I also spent a good deal of time at the ACRL with vendors as I tend to do. I had a user group lunch with the EBL team where they were very forthcoming about the future of the EBL-Ebrary merger and plans for the future. In short – we can expect a new interface in about 18 months, they will start negotiating with publishers as one unit as soon as all paperwork is signed in May, the current licensing terms for books will continue into the new interface and there will most likely be a wider set of licenses we can get once the merger is complete. They are also starting to talk to publishers about new textbook models so I hooked them up with Mary Beth and we may participate in a pilot they are putting together. I also attended a focus group with ProQuest about how they can better support interdisciplinary research and attended some booth presentations about their new assessment tool, Intota. Intota will ultimately be a cloud-based ILS, but this assessment piece will go live this fall. It is similar in some ways to the services provided by Sustainable Collections Services but is more than simply a tool for data-based deselection – it goes much deeper than that but also will be much more expensive, too, I’m guessing.

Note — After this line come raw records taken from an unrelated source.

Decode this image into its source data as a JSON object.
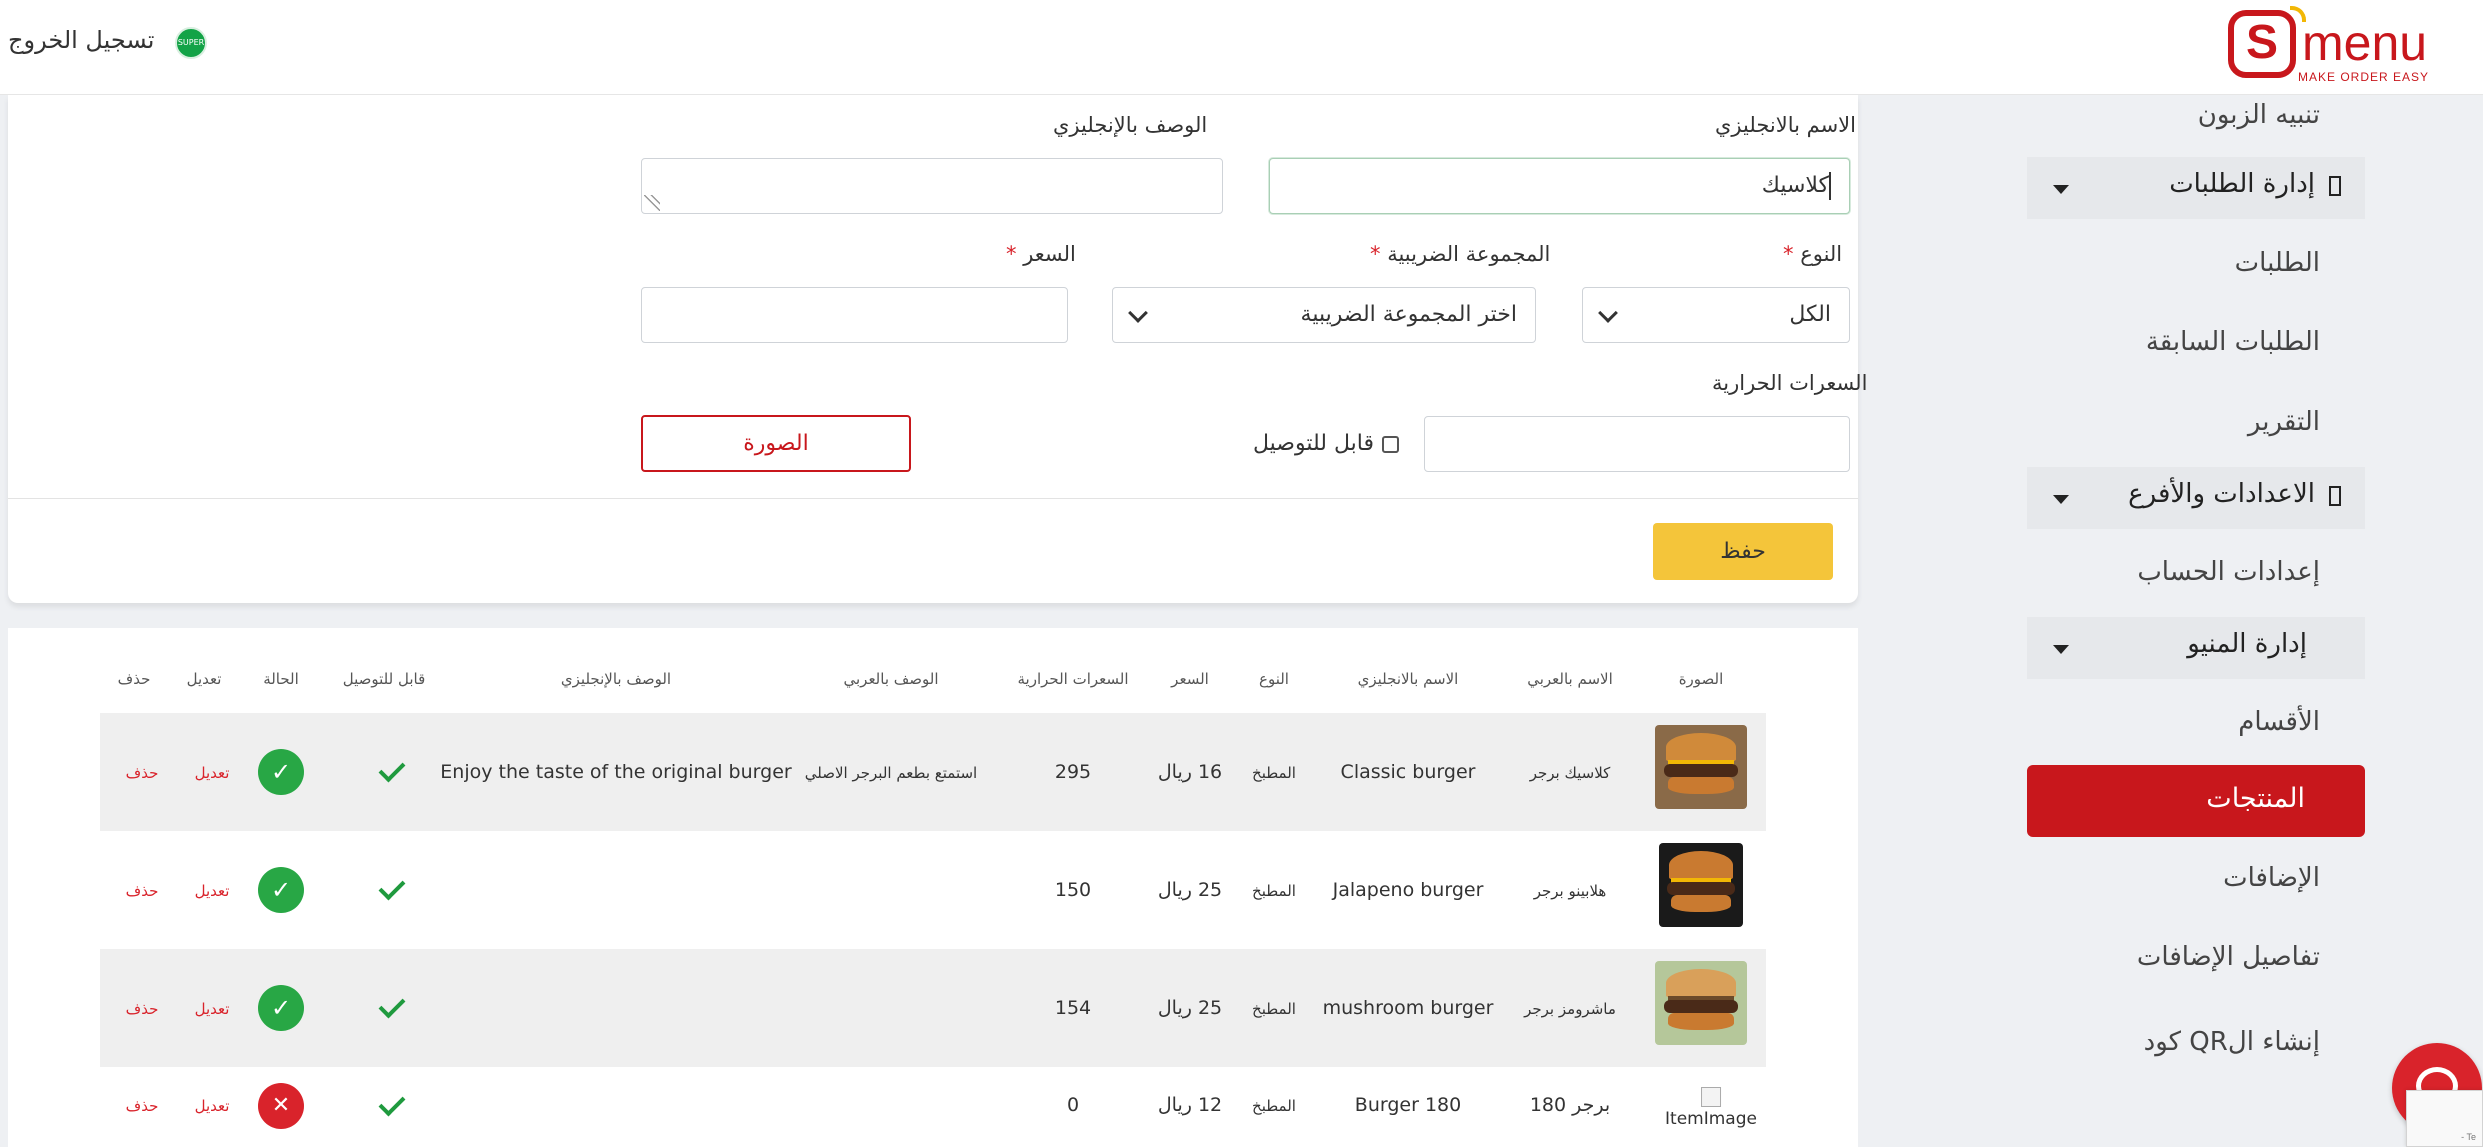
{
  "header": {
    "logout": "تسجيل الخروج",
    "flag_text": "SUPER",
    "logo_word": "menu",
    "logo_letter": "S",
    "logo_tagline": "MAKE ORDER EASY"
  },
  "sidebar": {
    "customer_alert": "تنبيه الزبون",
    "orders_section": "إدارة الطلبات",
    "orders": "الطلبات",
    "previous_orders": "الطلبات السابقة",
    "report": "التقرير",
    "settings_section": "الاعدادات والأفرع",
    "account_settings": "إعدادات الحساب",
    "menu_section": "إدارة المنيو",
    "categories": "الأقسام",
    "products": "المنتجات",
    "addons": "الإضافات",
    "addon_details": "تفاصيل الإضافات",
    "qr_code": "إنشاء الQR كود"
  },
  "form": {
    "name_en_label": "الاسم بالانجليزي",
    "name_en_value": "كلاسيك",
    "desc_en_label": "الوصف بالإنجليزي",
    "desc_en_value": "",
    "type_label": "النوع",
    "type_value": "الكل",
    "tax_label": "المجموعة الضريبية",
    "tax_value": "اختر المجموعة الضريبية",
    "price_label": "السعر",
    "price_value": "",
    "calories_label": "السعرات الحرارية",
    "calories_value": "",
    "deliverable_label": "قابل للتوصيل",
    "deliverable_checked": false,
    "image_button": "الصورة",
    "save_button": "حفظ",
    "required_mark": "*"
  },
  "table": {
    "headers": {
      "image": "الصورة",
      "name_ar": "الاسم بالعربي",
      "name_en": "الاسم بالانجليزي",
      "type": "النوع",
      "price": "السعر",
      "calories": "السعرات الحرارية",
      "desc_ar": "الوصف بالعربي",
      "desc_en": "الوصف بالإنجليزي",
      "deliverable": "قابل للتوصيل",
      "status": "الحالة",
      "edit": "تعديل",
      "delete": "حذف"
    },
    "rows": [
      {
        "name_ar": "كلاسيك برجر",
        "name_en": "Classic burger",
        "type": "المطبخ",
        "price": "16 ريال",
        "calories": "295",
        "desc_ar": "استمتع بطعم البرجر الاصلي",
        "desc_en": "Enjoy the taste of the original burger",
        "status": "active",
        "edit": "تعديل",
        "delete": "حذف"
      },
      {
        "name_ar": "هلابينو برجر",
        "name_en": "Jalapeno burger",
        "type": "المطبخ",
        "price": "25 ريال",
        "calories": "150",
        "desc_ar": "",
        "desc_en": "",
        "status": "active",
        "edit": "تعديل",
        "delete": "حذف"
      },
      {
        "name_ar": "ماشرومز برجر",
        "name_en": "mushroom burger",
        "type": "المطبخ",
        "price": "25 ريال",
        "calories": "154",
        "desc_ar": "",
        "desc_en": "",
        "status": "active",
        "edit": "تعديل",
        "delete": "حذف"
      },
      {
        "name_ar": "برجر 180",
        "name_en": "Burger 180",
        "type": "المطبخ",
        "price": "12 ريال",
        "calories": "0",
        "desc_ar": "",
        "desc_en": "",
        "status": "inactive",
        "image_alt": "ItemImage",
        "edit": "تعديل",
        "delete": "حذف"
      }
    ]
  },
  "colors": {
    "brand_red": "#c8171c",
    "save_yellow": "#f4c53a",
    "success_green": "#28a745",
    "danger_red": "#d9232b"
  },
  "icons": [
    "saudi-flag-icon",
    "checkmark-icon",
    "close-icon",
    "chevron-down-icon",
    "chat-icon"
  ]
}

All in all it’s been a good conference – a couple more sessions to attend today and then homeward bound. I have been very impressed with Indianapolis as a conference city despite the poor weather we have had. See you all on Monday!
2 Comments on ‘Capstones, Helicopters and Vendors!’
The first generation presentation sounds like it had lots of good points that can help us shape our programs and services to be more effective in helping those students in ZSR.
I loved Intota. But will settle for SCS. Thanks for the write up, Roz.